- The US government reclaimed 300-plus classified documents from Trump, The New York Times reported.
- The National Archives spent much of 2021 trying to retrieve government property, the outlet said.
Former President Donald Trump resisted returning official materials from his presidency as the National Archives and Records Administration spent much of 2021 trying to retrieve the government property, including communications with the North Korean leader Kim Jong Un and former President Barrack Obama, The New York Times reported Monday.
Upon learning that two dozen boxes of the Trump administration's presidential records had been moved from the Oval Office to the White House residence, where they had been residing for several months, officials with the National Archives spent a good deal of 2021 trying to recover them, the outlet reported.
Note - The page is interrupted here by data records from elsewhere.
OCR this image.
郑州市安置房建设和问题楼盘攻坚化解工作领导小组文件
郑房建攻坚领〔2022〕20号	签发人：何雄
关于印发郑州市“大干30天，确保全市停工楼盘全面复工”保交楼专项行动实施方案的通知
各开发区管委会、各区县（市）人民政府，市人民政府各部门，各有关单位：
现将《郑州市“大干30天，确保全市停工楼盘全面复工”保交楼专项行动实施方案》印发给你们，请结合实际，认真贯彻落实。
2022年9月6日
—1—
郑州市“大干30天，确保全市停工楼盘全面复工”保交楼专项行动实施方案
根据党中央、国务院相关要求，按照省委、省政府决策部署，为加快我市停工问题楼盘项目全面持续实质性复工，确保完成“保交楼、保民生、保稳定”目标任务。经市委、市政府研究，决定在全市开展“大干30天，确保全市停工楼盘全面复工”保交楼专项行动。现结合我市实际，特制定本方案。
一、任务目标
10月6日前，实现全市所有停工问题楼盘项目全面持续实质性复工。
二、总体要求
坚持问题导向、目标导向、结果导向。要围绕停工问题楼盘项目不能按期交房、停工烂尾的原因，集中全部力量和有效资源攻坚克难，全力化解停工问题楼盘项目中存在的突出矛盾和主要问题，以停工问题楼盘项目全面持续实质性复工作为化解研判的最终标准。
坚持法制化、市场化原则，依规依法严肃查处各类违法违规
The Presidential Records Act states that all official materials remain government property and must be handed over to the National Archives upon a president's departure.
Two former White House officials who were tasked with representing the former president to the National Archives were contacted by the agency and tried to secure the documents' return, The Times said.
But Trump rejected their efforts, calling the boxes of documents "mine," three advisors told the outlet.
Among the most prominent items the National Archives was seeking to reclaim were Trump's original letters with Kim and the note Obama left Trump ahead of the latter's inauguration, The Times reported.
Trump's apparent evasion of the archives agency shines a new light on his legal troubles following an FBI raid on his Mar-a-Lago resort earlier this month, when federal agents seized 26 boxes of documents, including 11 sets marked as "classified" — one of which had the highest security level of "top secret."
The Times this week reported the government had retrieved more than 300 classified documents from Trump since he left office in January 2021. The former president returned the first set in January of this year, his Justice Department aides delivered a second batch in June, and the FBI claimed additional material in the raid.
It's not immediately clear how these documents are traditionally stored in the White House or how they should be stored in the National Archives, but several people familiar with the investigation told The Times that the FBI found documents in a container that was in a closet in Trump's office.
A spokesperson for Trump did not immediately respond to Insider's request for comment, nor did a representative with the Justice Department.